Nutbeam[67] defines health literacy as "the capacity to acquire, understand and use information in ways which promote and maintain good health". Schulz & Nakamoto[64] stress the multidimensionality of this concept, defining it as a set of four sub-dimensions: (a) functional literacy, (b) declarative knowledge, (c) procedural knowledge, and (d) judgment skills. Similar to health literacy, psychological empowerment is an intrinsic motivational construct of the individual manifested in four cognitions:[68–70] (a) meaningfulness (the extent to which what one does is perceived as being important), (b) competence (one's perceived competence to carry out an action), (c) impact (the perception of making a difference through a certain action) and (d) self-determination (the extent to which what we do is perceived as autonomous). Although the term empowerment originally focused on the individual, the collective, and the organizational levels,[71] our study shall be concerned with the individual level only. Ideally, people will possess the adequate knowledge and skills to manage their own care, but also the commitment and motivation to make autonomous and impactful decisions. For a more thorough description of the Health Empowerment Model, see Schulz and Nakamoto.[64]

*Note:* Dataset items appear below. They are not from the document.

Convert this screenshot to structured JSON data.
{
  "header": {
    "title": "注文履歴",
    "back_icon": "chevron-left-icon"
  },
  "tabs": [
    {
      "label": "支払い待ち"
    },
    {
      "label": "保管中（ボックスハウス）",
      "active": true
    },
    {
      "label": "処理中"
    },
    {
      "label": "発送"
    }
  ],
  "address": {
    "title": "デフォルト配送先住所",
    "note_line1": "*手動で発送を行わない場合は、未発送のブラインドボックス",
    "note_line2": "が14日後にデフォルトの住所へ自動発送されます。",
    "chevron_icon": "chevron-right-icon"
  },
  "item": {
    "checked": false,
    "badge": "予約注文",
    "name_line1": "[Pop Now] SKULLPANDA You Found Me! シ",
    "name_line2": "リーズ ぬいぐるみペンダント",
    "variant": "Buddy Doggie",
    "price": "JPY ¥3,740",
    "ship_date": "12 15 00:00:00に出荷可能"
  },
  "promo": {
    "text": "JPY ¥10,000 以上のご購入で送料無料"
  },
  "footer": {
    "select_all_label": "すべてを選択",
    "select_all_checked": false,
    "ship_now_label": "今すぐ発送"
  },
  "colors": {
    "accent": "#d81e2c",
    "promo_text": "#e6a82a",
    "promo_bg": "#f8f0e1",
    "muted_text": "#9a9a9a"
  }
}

In the context of parental vaccination decision, health literacy can be studied in terms of both knowledge about vaccinations and ability to find, judge and use the information encountered, in light of the high amount of inaccurate material which parents can be exposed to.[72] Knowledge can be further split into declarative and procedural. Declarative knowledge includes, for instance, knowledge about infectious diseases, the availability of vaccines, or the likelihood and severity of their side-effects. Procedural knowledge entails notions such as knowing how and when to get vaccinated against infectious diseases.[73]

Adjusted to the context of parental vaccination decision-making, the four sub-dimensions of psychological empowerment can be operationalized as following: (a) meaningfulness will refer to the degree to which an individual thinks that making a vaccination decision regarding his or her child is an important issue; (b) competence will refer to the degree to which an individual feels able to make a sound vaccination decision; (c) impact will refer to the degree to which an individual feels that making a decision over the vaccination can generate a number of outcomes; (d) self-determination will refer to the degree to which individuals think that their vaccination decision is solely determined by themselves. A study was conducted using semi-structured interviews with parents in order to explore the factors driving parental MMR vaccination decision with regards to vaccination literacy and psychological empowerment.